Rats Dream a Little Dream, Too

January 29, 2001 - 0:0
WASHINGTON It's a tough life being a laboratory rat -- being made to run maze after maze, for hours on end, with only a few chocolate sprinkles as pay.

In fact, it's such a demanding job that the rats actually dream about it, researchers said.

"We know that they are in fact dreaming and their dreams are connected to actual experiences," Matthew Wilson of the Center for Learning and Memory at the Massachusetts Institute of Technology, who led the study, said in a statement.

Writing in the journal ***Neuron***, they said their findings were not only fascinating but could shed light on what dreams do for humans.

Wilson and graduate student Kenway Louie taught the rats to run around a circular track in exchange for treats.

"We give them little chocolate sprinkles -- little decorator sprinkles.
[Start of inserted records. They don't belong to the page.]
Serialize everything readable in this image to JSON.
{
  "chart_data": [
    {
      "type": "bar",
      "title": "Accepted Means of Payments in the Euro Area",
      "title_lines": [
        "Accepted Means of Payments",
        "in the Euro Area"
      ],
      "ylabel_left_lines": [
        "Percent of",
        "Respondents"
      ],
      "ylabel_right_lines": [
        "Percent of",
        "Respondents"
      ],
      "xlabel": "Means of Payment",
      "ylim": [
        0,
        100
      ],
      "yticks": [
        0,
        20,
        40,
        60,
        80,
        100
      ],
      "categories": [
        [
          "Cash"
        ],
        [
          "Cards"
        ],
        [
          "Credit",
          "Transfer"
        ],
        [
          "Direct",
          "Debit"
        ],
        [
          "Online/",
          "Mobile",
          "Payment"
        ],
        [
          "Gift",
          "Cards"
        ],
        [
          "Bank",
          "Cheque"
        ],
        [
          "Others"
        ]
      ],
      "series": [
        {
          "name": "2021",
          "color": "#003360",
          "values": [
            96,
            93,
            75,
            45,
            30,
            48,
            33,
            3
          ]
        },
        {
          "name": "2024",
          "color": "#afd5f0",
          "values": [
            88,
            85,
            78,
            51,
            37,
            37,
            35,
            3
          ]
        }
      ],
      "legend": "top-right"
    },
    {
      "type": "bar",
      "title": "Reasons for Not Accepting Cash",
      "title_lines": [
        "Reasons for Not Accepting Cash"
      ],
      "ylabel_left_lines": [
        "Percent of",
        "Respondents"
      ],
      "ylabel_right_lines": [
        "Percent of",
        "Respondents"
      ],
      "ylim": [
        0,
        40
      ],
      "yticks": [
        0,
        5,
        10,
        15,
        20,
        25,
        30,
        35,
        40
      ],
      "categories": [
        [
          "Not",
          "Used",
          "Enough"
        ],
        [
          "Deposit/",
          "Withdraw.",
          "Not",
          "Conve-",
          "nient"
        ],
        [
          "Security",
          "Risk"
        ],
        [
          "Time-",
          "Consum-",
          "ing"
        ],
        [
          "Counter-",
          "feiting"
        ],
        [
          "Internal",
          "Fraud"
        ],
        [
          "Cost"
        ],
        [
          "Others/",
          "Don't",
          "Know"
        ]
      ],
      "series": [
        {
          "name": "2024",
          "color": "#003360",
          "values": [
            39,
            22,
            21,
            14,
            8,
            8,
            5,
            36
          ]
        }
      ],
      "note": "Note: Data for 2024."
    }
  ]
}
They like that," Wilson said in a telephone interview.

They implanted tiny electrodes in the rats' brains -- an procedure that scientists say is painless and allows them to monitor the activity of individual neurons.
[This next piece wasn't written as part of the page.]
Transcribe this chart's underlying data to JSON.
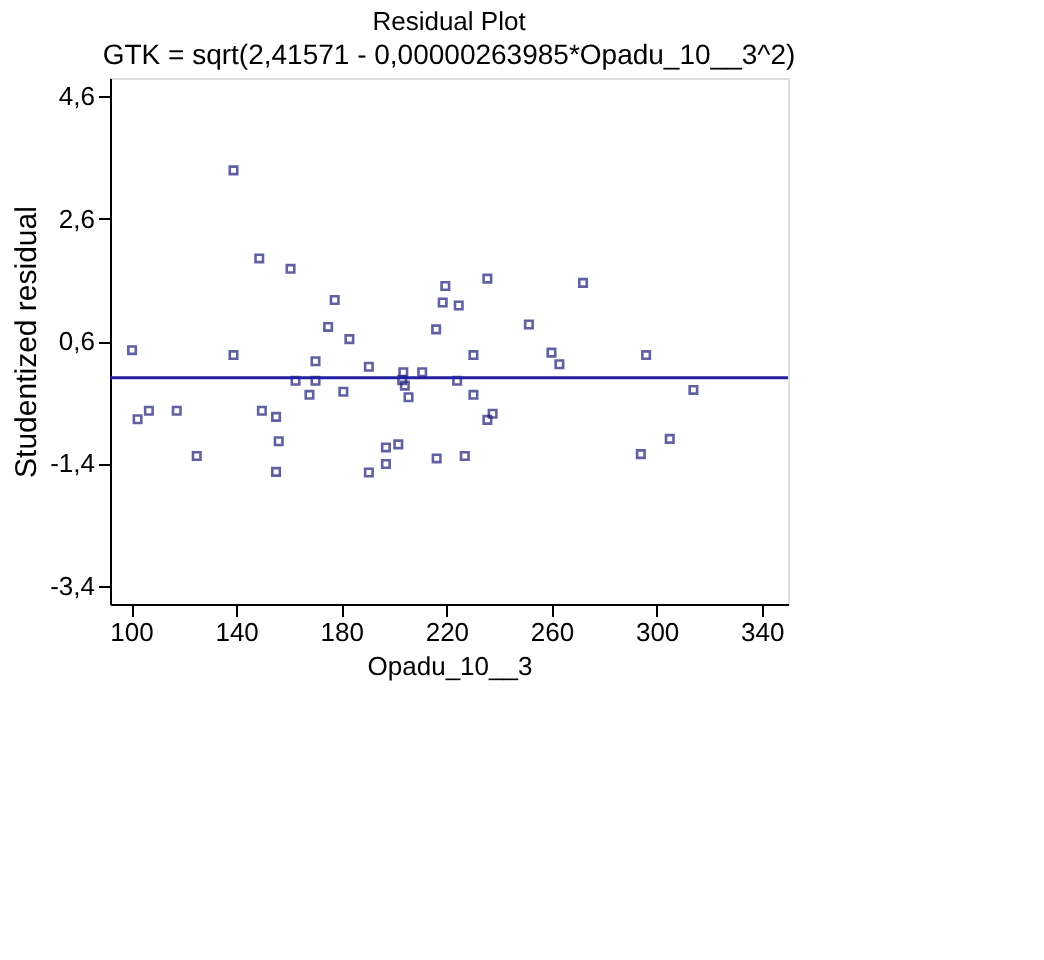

They focused on the hippocampus, which is the part of the brain where, in humans, memories of experiences are formed.

They monitored the rats' brain activity while they ran the maze, and then monitored what the brains did when the animals slept. Like all mammals, including humans, rats go through phases of rapid eye movement (REM) sleep, which in humans correlates with dreaming.

The patterns were so similar that the researchers could tell where on the maze the rats were in their dreams and how fast they were dreaming they were running.

"We could identify what segment and what the pattern of the running activity was during this REM sleep -- literally what they were doing -- how they were running, where they were running," Wilson said.

"Remarkable and Amazing"

"It's remarkable and amazing to us. I can tell you the first time I saw this it was the most amazing thing I had ever seen -- the pattern of firing of cells in the brain," he said.

Wilson believes the rat dreams have a purpose. Research has shown that humans and other animals learn -- even tasks -- better when they literally sleep on it.

The rat work suggests dreams may be a literal rehearsal.

"We believe the reactivation of memory during sleep has some importance in the formation of memories," he said.

It also shows that the brains of rats are more complex than had been believed. The dream sequences lasted for minutes at a time. Scientists had not known whether lower animals such as rodents could recall such long sequences of events.

"I think it does force us to think about animal cognition," Wilson said.